Même mon chum, écrivain de sa fonction, m’a déconseillé d’écrire là-dessus, en me traitant un peu d’impostrice. Il est au courant, lui, que je n’ai jamais voué un culte au plus célèbre Félicien du Québec. Mais bon, je ne suis pas à un paradoxe près, et me voici donc quand même en train d’écrire sur la mort de l’auteur de L’hiver de force et (surprise) de plusieurs chansons de Robert Charlebois (allez écouter la très jolie Tendresse et amitié). Pourquoi? Parce qu’en y réfléchissant, Réjean a eu beaucoup plus d’influence sur moi que j’aimerais le croire. Sans doute à cause de personnages d’enfants cruels, d’adolescents suicidaires et de jeunes adultes mésadaptés qu’il a créé avec tant de justesse. Je me rappelle avoir été happée par la révolte de Bérénice et d’y être revenue constamment comme le petit Léolo dans le film de Lauzon, par l’amour chaste et pervers de Mille Milles et Chateaugué et par le refus du tout de Nicole et André. Toutes et tous m’ont donné envie d’écrire sur une autre vie, une vie rarement montrée dans les romans ou au cinéma, une vie marquée par la violence ordinaire et sauvée in extremis par les fulgurances du langage.

Comme plusieurs, le désir de l’auteur de ne pas se prêter au jeu médiatique m’a fascinée longtemps. Il est clair que personne ne connait véritablement la raison derrière cet anonymat prolongé. N’empêche, la posture avait quelque chose de noble, encore plus à l’époque dans laquelle on vit. Et je me plais à penser qu’en quelque part, c’était un espèce de gros fuck you à cette culture d’auto-promotion dans laquelle on baigne et à laquelle, ne nous voilons pas la face, je participe allègrement. C’est romantique de penser ça, je le sais. Mais que serait la mort d’un écrivain sans un peu de romantisme et de mythification?

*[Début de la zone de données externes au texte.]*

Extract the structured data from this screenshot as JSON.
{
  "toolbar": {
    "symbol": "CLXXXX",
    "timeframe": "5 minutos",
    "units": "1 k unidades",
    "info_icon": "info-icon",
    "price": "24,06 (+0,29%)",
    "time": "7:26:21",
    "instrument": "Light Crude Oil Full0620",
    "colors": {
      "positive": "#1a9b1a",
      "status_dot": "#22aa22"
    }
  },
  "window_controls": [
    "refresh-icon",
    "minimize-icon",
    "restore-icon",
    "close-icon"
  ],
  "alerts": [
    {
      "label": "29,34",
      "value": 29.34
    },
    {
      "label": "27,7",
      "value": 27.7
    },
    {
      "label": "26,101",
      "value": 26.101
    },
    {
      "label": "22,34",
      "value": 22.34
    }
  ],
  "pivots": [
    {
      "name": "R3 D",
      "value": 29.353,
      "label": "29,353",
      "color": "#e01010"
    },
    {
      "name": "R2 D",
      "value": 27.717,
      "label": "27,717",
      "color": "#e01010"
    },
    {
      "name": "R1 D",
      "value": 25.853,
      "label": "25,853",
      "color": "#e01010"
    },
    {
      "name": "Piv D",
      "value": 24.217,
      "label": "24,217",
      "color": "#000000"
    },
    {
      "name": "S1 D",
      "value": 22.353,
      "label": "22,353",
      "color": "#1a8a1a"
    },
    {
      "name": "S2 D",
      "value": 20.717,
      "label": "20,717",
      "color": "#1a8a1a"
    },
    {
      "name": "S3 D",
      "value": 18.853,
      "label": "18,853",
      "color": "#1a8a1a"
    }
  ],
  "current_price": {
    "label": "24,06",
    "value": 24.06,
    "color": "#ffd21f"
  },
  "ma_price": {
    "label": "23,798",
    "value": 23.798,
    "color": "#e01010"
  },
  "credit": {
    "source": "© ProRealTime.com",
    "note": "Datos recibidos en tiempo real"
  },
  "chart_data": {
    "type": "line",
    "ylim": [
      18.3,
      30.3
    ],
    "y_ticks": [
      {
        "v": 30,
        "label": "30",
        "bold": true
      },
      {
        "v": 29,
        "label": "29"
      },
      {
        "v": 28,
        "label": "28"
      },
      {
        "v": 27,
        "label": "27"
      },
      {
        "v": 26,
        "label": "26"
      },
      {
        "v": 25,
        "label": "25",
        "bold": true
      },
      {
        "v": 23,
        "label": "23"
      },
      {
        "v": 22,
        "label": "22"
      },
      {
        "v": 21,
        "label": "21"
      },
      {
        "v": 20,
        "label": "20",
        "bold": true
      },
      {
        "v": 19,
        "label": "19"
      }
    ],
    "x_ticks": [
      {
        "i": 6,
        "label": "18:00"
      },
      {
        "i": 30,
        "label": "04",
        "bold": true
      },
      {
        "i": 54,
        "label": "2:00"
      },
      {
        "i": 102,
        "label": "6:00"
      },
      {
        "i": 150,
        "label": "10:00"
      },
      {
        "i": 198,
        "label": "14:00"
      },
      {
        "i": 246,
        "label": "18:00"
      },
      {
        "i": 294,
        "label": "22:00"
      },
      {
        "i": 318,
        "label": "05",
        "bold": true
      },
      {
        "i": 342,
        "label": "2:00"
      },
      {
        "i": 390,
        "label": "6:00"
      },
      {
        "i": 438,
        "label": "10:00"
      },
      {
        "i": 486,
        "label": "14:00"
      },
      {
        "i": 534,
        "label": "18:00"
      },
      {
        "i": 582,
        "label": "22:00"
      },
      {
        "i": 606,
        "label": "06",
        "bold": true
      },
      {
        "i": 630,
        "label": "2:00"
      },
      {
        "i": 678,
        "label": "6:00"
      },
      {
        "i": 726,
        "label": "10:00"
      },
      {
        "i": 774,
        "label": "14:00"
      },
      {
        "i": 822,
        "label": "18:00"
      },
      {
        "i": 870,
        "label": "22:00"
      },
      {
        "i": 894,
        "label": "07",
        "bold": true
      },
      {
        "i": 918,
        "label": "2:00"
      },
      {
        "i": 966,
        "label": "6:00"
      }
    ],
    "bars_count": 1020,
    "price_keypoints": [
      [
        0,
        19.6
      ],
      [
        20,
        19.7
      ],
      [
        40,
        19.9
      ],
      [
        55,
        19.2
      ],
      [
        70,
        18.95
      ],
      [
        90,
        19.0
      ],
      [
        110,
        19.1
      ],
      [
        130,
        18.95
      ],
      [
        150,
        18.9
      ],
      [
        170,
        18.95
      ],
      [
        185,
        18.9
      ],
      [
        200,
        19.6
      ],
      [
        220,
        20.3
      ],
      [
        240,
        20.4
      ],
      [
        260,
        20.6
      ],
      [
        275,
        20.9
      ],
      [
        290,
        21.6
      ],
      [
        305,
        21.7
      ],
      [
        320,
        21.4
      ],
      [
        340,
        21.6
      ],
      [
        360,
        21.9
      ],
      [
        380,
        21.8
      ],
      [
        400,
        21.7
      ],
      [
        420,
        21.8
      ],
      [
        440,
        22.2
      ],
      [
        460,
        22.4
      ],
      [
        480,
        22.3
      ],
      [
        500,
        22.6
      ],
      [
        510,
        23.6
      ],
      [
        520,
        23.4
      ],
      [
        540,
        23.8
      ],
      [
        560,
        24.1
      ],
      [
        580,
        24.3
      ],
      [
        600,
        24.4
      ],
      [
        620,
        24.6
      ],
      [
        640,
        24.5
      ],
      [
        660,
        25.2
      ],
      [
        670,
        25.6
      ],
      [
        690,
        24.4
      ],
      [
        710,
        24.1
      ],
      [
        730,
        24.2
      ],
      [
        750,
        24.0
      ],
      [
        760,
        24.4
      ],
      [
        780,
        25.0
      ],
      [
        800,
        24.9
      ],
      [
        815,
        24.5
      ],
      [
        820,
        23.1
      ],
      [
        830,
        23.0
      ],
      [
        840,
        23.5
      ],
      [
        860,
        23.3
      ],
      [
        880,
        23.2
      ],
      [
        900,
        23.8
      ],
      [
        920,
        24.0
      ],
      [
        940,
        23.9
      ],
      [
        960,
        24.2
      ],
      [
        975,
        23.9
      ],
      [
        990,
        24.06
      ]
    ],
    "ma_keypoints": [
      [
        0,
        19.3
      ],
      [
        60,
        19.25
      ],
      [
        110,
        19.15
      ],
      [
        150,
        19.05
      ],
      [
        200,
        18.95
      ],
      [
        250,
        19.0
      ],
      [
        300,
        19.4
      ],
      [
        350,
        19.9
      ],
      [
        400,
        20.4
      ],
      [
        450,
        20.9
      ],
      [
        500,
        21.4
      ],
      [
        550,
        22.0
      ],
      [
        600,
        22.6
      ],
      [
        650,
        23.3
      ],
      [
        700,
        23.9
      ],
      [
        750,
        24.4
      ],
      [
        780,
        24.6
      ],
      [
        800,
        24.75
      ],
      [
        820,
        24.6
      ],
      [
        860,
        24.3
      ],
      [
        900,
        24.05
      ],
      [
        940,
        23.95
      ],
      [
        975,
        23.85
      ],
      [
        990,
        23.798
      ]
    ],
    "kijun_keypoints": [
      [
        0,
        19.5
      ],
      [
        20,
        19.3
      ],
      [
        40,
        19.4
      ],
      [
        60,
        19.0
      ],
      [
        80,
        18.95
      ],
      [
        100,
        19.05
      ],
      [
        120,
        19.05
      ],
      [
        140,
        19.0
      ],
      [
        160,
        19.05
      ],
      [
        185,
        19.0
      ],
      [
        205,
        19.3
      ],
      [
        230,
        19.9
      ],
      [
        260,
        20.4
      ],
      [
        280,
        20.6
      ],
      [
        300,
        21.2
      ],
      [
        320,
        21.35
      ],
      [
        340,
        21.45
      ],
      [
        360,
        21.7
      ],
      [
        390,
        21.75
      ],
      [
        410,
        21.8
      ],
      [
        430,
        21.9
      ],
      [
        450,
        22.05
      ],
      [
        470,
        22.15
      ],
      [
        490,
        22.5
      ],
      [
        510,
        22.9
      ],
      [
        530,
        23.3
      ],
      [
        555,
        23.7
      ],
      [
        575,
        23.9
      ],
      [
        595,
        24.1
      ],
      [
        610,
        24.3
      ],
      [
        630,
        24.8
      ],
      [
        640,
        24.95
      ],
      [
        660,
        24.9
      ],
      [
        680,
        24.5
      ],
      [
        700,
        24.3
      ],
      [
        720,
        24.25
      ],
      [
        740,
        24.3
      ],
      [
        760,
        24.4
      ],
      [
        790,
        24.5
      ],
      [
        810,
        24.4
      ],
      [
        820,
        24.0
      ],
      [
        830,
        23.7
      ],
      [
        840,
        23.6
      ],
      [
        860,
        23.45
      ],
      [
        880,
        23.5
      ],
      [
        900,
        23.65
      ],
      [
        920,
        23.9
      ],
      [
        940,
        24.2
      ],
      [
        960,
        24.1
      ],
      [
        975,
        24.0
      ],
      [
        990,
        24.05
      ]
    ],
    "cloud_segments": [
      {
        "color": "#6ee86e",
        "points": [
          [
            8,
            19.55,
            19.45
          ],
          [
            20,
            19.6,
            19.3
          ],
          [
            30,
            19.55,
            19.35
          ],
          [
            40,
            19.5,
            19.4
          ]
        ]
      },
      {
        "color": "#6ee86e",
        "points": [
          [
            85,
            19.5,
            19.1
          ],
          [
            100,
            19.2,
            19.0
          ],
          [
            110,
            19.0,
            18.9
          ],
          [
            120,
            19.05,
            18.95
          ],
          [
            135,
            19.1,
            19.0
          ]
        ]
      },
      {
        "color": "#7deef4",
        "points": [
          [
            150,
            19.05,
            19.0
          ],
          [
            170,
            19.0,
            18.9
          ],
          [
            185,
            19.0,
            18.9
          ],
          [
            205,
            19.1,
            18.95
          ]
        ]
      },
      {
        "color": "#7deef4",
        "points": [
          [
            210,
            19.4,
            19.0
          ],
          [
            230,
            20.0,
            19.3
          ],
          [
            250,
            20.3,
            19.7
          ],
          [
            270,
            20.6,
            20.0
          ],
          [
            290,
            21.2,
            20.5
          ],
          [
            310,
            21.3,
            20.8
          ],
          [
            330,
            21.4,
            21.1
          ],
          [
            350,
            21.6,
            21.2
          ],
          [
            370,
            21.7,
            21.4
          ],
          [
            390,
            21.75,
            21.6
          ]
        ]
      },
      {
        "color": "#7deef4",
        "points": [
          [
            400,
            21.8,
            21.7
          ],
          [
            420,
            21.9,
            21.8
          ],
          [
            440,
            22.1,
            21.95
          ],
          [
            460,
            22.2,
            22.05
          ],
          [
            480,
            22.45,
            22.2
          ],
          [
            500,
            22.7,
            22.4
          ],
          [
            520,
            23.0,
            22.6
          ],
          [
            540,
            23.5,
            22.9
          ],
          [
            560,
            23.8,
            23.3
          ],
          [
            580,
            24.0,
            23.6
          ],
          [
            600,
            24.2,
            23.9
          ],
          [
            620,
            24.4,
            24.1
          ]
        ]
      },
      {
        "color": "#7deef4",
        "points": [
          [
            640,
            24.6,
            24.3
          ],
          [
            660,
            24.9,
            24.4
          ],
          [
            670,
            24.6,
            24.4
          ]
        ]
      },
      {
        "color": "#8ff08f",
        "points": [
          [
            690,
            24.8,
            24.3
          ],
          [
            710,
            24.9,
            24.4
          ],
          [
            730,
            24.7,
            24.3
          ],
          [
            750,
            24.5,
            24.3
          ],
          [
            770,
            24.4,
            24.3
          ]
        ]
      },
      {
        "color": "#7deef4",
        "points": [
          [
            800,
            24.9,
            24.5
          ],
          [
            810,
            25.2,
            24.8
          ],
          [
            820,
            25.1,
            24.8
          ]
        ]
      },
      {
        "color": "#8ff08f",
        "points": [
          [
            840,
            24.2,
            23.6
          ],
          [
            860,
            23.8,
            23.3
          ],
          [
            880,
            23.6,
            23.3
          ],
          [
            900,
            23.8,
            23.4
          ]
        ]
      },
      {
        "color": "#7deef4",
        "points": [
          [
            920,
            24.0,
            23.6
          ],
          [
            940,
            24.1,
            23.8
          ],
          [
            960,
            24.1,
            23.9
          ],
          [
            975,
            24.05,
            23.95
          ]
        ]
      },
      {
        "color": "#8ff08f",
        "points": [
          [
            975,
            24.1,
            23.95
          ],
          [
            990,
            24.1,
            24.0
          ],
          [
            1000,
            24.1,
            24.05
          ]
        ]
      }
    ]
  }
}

Oui, Réjean était invisible, mais il demeurait tout de même pas mal plus présent et pertinent que ben du monde. Au-delà de ses silences publics, ses livres étaient avec nous tout le temps. Et ils le seront encore.

Je ne sais pas s’il est mort verticalement, la tête en bas et les pieds en haut, comme il le voulait, mais mon petit doigt me dit que oui.